The ICP acquisition will not only add 90 million gal. per year of production capacity to Pacific Ethanol but also will diversify fuel ethanol production with high-value beverage and industrial-grade alcohol, will expand export opportunities and will consolidate additional production in Pekin, Ill., with a combined 250 million gal. of production.
“The acquisition of ICP underscores our commitment to making strategic investments that expand and diversify our production platform, increase revenue, expand our marketing reach and improve our overall profitability,” Pacific Ethanol president and chief executive officer Neil Koehler said. “Two-thirds of ICP’s production is currently dedicated to producing high-quality, premium-priced alcohol products for the beverage and industrial markets. The consolidation of the ICP facility with our two Pekin, Illinois, plants integrates the Pekin site into a unique combination of technologies and products with a combined operating capacity of 250 million gal. per year. We expect the acquisition will yield approximately $3 million in annual cost savings over the first six to 12 months after closing, including economies of scale in purchasing power, managing grain supply and transportation costs for DDG and ethanol.”

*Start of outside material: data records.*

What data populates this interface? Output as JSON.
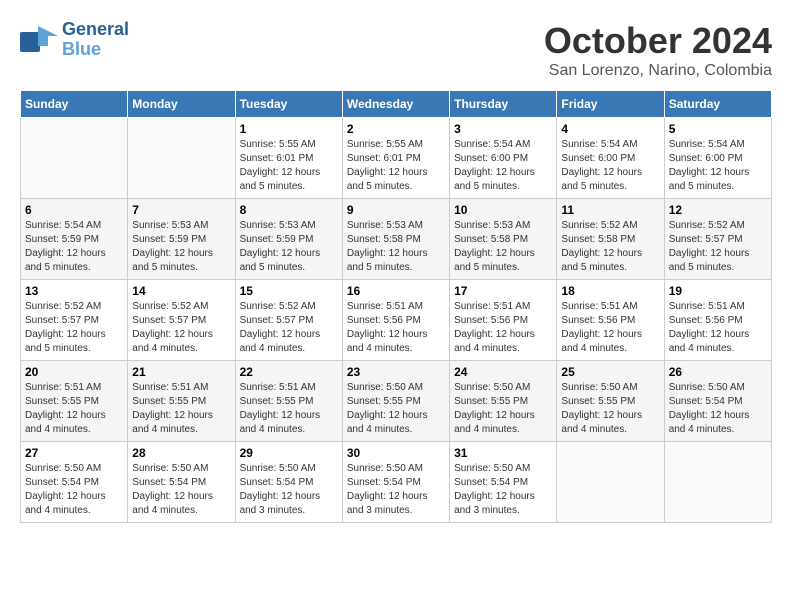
{
  "header": {
    "logo_line1": "General",
    "logo_line2": "Blue",
    "month": "October 2024",
    "location": "San Lorenzo, Narino, Colombia"
  },
  "days_of_week": [
    "Sunday",
    "Monday",
    "Tuesday",
    "Wednesday",
    "Thursday",
    "Friday",
    "Saturday"
  ],
  "weeks": [
    [
      {
        "day": "",
        "sunrise": "",
        "sunset": "",
        "daylight": ""
      },
      {
        "day": "",
        "sunrise": "",
        "sunset": "",
        "daylight": ""
      },
      {
        "day": "1",
        "sunrise": "Sunrise: 5:55 AM",
        "sunset": "Sunset: 6:01 PM",
        "daylight": "Daylight: 12 hours and 5 minutes."
      },
      {
        "day": "2",
        "sunrise": "Sunrise: 5:55 AM",
        "sunset": "Sunset: 6:01 PM",
        "daylight": "Daylight: 12 hours and 5 minutes."
      },
      {
        "day": "3",
        "sunrise": "Sunrise: 5:54 AM",
        "sunset": "Sunset: 6:00 PM",
        "daylight": "Daylight: 12 hours and 5 minutes."
      },
      {
        "day": "4",
        "sunrise": "Sunrise: 5:54 AM",
        "sunset": "Sunset: 6:00 PM",
        "daylight": "Daylight: 12 hours and 5 minutes."
      },
      {
        "day": "5",
        "sunrise": "Sunrise: 5:54 AM",
        "sunset": "Sunset: 6:00 PM",
        "daylight": "Daylight: 12 hours and 5 minutes."
      }
    ],
    [
      {
        "day": "6",
        "sunrise": "Sunrise: 5:54 AM",
        "sunset": "Sunset: 5:59 PM",
        "daylight": "Daylight: 12 hours and 5 minutes."
      },
      {
        "day": "7",
        "sunrise": "Sunrise: 5:53 AM",
        "sunset": "Sunset: 5:59 PM",
        "daylight": "Daylight: 12 hours and 5 minutes."
      },
      {
        "day": "8",
        "sunrise": "Sunrise: 5:53 AM",
        "sunset": "Sunset: 5:59 PM",
        "daylight": "Daylight: 12 hours and 5 minutes."
      },
      {
        "day": "9",
        "sunrise": "Sunrise: 5:53 AM",
        "sunset": "Sunset: 5:58 PM",
        "daylight": "Daylight: 12 hours and 5 minutes."
      },
      {
        "day": "10",
        "sunrise": "Sunrise: 5:53 AM",
        "sunset": "Sunset: 5:58 PM",
        "daylight": "Daylight: 12 hours and 5 minutes."
      },
      {
        "day": "11",
        "sunrise": "Sunrise: 5:52 AM",
        "sunset": "Sunset: 5:58 PM",
        "daylight": "Daylight: 12 hours and 5 minutes."
      },
      {
        "day": "12",
        "sunrise": "Sunrise: 5:52 AM",
        "sunset": "Sunset: 5:57 PM",
        "daylight": "Daylight: 12 hours and 5 minutes."
      }
    ],
    [
      {
        "day": "13",
        "sunrise": "Sunrise: 5:52 AM",
        "sunset": "Sunset: 5:57 PM",
        "daylight": "Daylight: 12 hours and 5 minutes."
      },
      {
        "day": "14",
        "sunrise": "Sunrise: 5:52 AM",
        "sunset": "Sunset: 5:57 PM",
        "daylight": "Daylight: 12 hours and 4 minutes."
      },
      {
        "day": "15",
        "sunrise": "Sunrise: 5:52 AM",
        "sunset": "Sunset: 5:57 PM",
        "daylight": "Daylight: 12 hours and 4 minutes."
      },
      {
        "day": "16",
        "sunrise": "Sunrise: 5:51 AM",
        "sunset": "Sunset: 5:56 PM",
        "daylight": "Daylight: 12 hours and 4 minutes."
      },
      {
        "day": "17",
        "sunrise": "Sunrise: 5:51 AM",
        "sunset": "Sunset: 5:56 PM",
        "daylight": "Daylight: 12 hours and 4 minutes."
      },
      {
        "day": "18",
        "sunrise": "Sunrise: 5:51 AM",
        "sunset": "Sunset: 5:56 PM",
        "daylight": "Daylight: 12 hours and 4 minutes."
      },
      {
        "day": "19",
        "sunrise": "Sunrise: 5:51 AM",
        "sunset": "Sunset: 5:56 PM",
        "daylight": "Daylight: 12 hours and 4 minutes."
      }
    ],
    [
      {
        "day": "20",
        "sunrise": "Sunrise: 5:51 AM",
        "sunset": "Sunset: 5:55 PM",
        "daylight": "Daylight: 12 hours and 4 minutes."
      },
      {
        "day": "21",
        "sunrise": "Sunrise: 5:51 AM",
        "sunset": "Sunset: 5:55 PM",
        "daylight": "Daylight: 12 hours and 4 minutes."
      },
      {
        "day": "22",
        "sunrise": "Sunrise: 5:51 AM",
        "sunset": "Sunset: 5:55 PM",
        "daylight": "Daylight: 12 hours and 4 minutes."
      },
      {
        "day": "23",
        "sunrise": "Sunrise: 5:50 AM",
        "sunset": "Sunset: 5:55 PM",
        "daylight": "Daylight: 12 hours and 4 minutes."
      },
      {
        "day": "24",
        "sunrise": "Sunrise: 5:50 AM",
        "sunset": "Sunset: 5:55 PM",
        "daylight": "Daylight: 12 hours and 4 minutes."
      },
      {
        "day": "25",
        "sunrise": "Sunrise: 5:50 AM",
        "sunset": "Sunset: 5:55 PM",
        "daylight": "Daylight: 12 hours and 4 minutes."
      },
      {
        "day": "26",
        "sunrise": "Sunrise: 5:50 AM",
        "sunset": "Sunset: 5:54 PM",
        "daylight": "Daylight: 12 hours and 4 minutes."
      }
    ],
    [
      {
        "day": "27",
        "sunrise": "Sunrise: 5:50 AM",
        "sunset": "Sunset: 5:54 PM",
        "daylight": "Daylight: 12 hours and 4 minutes."
      },
      {
        "day": "28",
        "sunrise": "Sunrise: 5:50 AM",
        "sunset": "Sunset: 5:54 PM",
        "daylight": "Daylight: 12 hours and 4 minutes."
      },
      {
        "day": "29",
        "sunrise": "Sunrise: 5:50 AM",
        "sunset": "Sunset: 5:54 PM",
        "daylight": "Daylight: 12 hours and 3 minutes."
      },
      {
        "day": "30",
        "sunrise": "Sunrise: 5:50 AM",
        "sunset": "Sunset: 5:54 PM",
        "daylight": "Daylight: 12 hours and 3 minutes."
      },
      {
        "day": "31",
        "sunrise": "Sunrise: 5:50 AM",
        "sunset": "Sunset: 5:54 PM",
        "daylight": "Daylight: 12 hours and 3 minutes."
      },
      {
        "day": "",
        "sunrise": "",
        "sunset": "",
        "daylight": ""
      },
      {
        "day": "",
        "sunrise": "",
        "sunset": "",
        "daylight": ""
      }
    ]
  ]
}
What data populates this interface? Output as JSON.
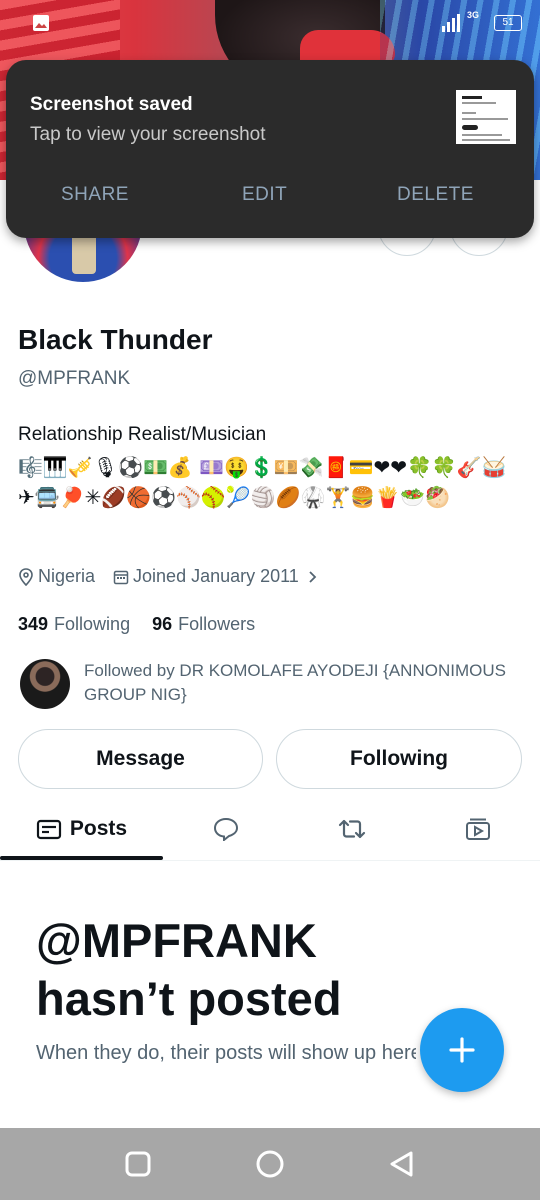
{
  "status_bar": {
    "network": "3G",
    "battery": "51"
  },
  "notification": {
    "title": "Screenshot saved",
    "subtitle": "Tap to view your screenshot",
    "actions": [
      "SHARE",
      "EDIT",
      "DELETE"
    ]
  },
  "profile": {
    "name": "Black Thunder",
    "handle": "@MPFRANK",
    "bio": "Relationship Realist/Musician",
    "bio_emojis": "🎼🎹🎺🎙⚽💵💰 💷🤑💲💴💸🧧💳❤❤🍀🍀🎸🥁✈🚍🏓✳🏈🏀⚽⚾🥎🎾🏐🏉🥋🏋🍔🍟🥗🥙",
    "location": "Nigeria",
    "joined": "Joined January 2011",
    "following_count": "349",
    "following_label": "Following",
    "followers_count": "96",
    "followers_label": "Followers",
    "followed_by": "Followed by DR KOMOLAFE AYODEJI {ANNONIMOUS GROUP NIG}"
  },
  "buttons": {
    "message": "Message",
    "following": "Following"
  },
  "tabs": [
    {
      "label": "Posts",
      "icon": "posts-icon",
      "active": true
    },
    {
      "label": "",
      "icon": "replies-icon"
    },
    {
      "label": "",
      "icon": "reposts-icon"
    },
    {
      "label": "",
      "icon": "media-icon"
    }
  ],
  "empty_state": {
    "title_line1": "@MPFRANK",
    "title_line2": "hasn’t posted",
    "subtitle": "When they do, their posts will show up here."
  },
  "colors": {
    "accent": "#1d9bf0",
    "notification_bg": "#2b2b2b",
    "navbar": "#a7a7a7"
  }
}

Koehler said ICP has a history of consistent profitability operating at better-than-average industry margins. As such, the ICP acquisition is expected to be immediately accretive to earnings.
“To further enhance the plant’s value, we have identified several improvement initiatives,” Koehler added. “As we apply the best practices developed at our plants, we expect to improve yields, increase plant capacity utilization and continue to enhance ICP’s production processes through additional capital investments.”
Upon completion of this acquisition, Pacific Ethanol will have nine production facilities with a combined annual production capacity of 605 million gal., which Koehler said strengthens the company’s position as a leading producer and marketer of low-carbon renewable fuels in the U.S.
Pacific Ethanol will acquire ICP from Illinois Processing Holdings Inc., a wholly owned subsidiary of SEACOR Holdings Inc., and MGPI Processing Inc. for $76 million, subject to a customary working capital adjustment. Of the $76 million purchase price, $30 million will be paid in cash, and $46 million will be paid through the issuance of non-amortizing secured promissory notes due 18 months from closing. Pacific Ethanol intends to refinance these seller notes in the near future and is currently engaged in negotiations with CoBank to secure a long-term financing vehicle, which – if consummated – will have terms similar to the existing non-recourse loan at the company’s Pekin facilities.
“In conjunction with this transaction, we are also taking steps to further strengthen our balance sheet and increase our available liquidity. We have a commitment from Wells Fargo Bank to expand our borrowing capacity on our Kinergy line of credit facility from $85 million to $100 million, reduce the cost of the facility and extend the maturity date for an additional two years,” said Bryon McGregor, Pacific Ethanol chief financial officer. “We have also entered into an agreement to issue additional senior secured notes and amend our existing notes to increase the amount by approximately $14 million, bringing the note total to approximately $69 million, with no material changes to the existing terms.”